In her 15-page memo, Schlafly documented Rubio record of “lying to conservative media” and the many falsehoods he told at the time. For instance, Rubio said border security would precede amnesty– a fact he later admitted was not the case in a Spanish language interview. Similarly, “one of Rubio’s constant selling points for the bill was that it transformed our immigration system from family-based to merit-based,” Schlafly writes, yet this too was not true: “despite making the “merit-based” system one of his central selling points, the bill substantially increased chain migration,” Schlafly explains.

“Rubio said, often and repeatedly, (and does to this day in pitching his immigration plans) that illegals would have to “pay taxes and undergo a background check,” Schlafly pointed out. However, “there is no such thing as ‘back taxes,’ for illegal immigrants as most have no net tax liability.” Similarly, with regards to the background checks, Rubio’s bill would have legalized criminal gang members and child sex offenders.

“The final product surely was one of the worst bills mashed together in the history of legislation itself,” Schlafly writes. “Rubio traded shamelessly on the affection and trust conservatives had placed in him. His deceptions about his immigration bill rivaled and exceeded Obama’s claims about disastrous Obamacare.”

As Donald Trump’s Senior Policy Adviser Stephen Miller recently explained, Rubio still supports all of the major provisions of the Gang of Eight bill.

There are “three core provisions to the Gang of Eight bill: (1) citizenship for illegal aliens, (2) massive expansions of foreign guest worker programs, and (3) large expansions to the rate of permanent annual immigration. He [Rubio] is in favor of and is campaigning in favor –ultimately, using code words — of all three of those provisions. Everything else is just details. That’s the core essence of the Gang of Eight bill, that’s the core essence of Rubio’s immigration platform today, that is the core essence of what he’ll do as President.”

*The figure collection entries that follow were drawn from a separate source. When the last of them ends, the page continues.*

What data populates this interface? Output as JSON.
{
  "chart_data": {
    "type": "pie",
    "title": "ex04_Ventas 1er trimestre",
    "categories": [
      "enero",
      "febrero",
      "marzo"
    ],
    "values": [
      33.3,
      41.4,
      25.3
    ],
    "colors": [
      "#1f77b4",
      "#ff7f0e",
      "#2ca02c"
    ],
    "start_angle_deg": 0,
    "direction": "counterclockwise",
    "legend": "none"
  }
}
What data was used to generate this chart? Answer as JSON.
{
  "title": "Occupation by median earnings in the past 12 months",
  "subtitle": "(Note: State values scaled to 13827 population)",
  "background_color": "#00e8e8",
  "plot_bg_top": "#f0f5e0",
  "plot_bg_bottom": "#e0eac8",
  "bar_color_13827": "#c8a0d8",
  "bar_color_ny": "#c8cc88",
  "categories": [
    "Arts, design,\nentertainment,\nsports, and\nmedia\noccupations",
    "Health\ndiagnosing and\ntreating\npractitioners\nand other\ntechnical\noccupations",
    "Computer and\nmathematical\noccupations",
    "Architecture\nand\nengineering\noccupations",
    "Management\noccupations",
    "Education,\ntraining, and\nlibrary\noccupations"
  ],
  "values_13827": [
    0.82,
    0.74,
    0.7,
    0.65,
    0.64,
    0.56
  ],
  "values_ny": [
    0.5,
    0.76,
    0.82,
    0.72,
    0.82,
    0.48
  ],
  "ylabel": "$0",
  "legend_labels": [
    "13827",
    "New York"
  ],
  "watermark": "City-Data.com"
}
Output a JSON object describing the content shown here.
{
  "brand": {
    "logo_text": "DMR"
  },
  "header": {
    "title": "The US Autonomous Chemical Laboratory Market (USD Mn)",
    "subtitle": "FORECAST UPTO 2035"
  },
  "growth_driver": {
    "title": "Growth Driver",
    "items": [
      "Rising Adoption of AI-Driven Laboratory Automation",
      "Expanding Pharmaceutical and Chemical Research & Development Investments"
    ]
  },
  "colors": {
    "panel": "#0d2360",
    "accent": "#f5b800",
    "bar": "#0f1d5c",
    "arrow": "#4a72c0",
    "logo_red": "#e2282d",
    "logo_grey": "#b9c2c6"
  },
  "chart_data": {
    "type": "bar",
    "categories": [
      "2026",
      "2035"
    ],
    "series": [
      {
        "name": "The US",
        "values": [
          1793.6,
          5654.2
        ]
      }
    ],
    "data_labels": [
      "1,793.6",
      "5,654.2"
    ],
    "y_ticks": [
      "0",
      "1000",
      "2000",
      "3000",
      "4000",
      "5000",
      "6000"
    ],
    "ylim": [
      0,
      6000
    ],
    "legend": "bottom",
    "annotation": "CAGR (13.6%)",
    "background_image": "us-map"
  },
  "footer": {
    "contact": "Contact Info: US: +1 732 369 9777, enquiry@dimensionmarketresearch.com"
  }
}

Miller explained that it is for this reason that Rubio will never apologize for his central role in the amnesty and immigration expansion bill. Miller said that Rubio will never say “I’m sorry” because “he’s not sorry for a second… he believes to this day in everything that’s in the Gang of 8 bill and wants to be in the Oval Office so that he can implement everything in the Gang of 8 bill.”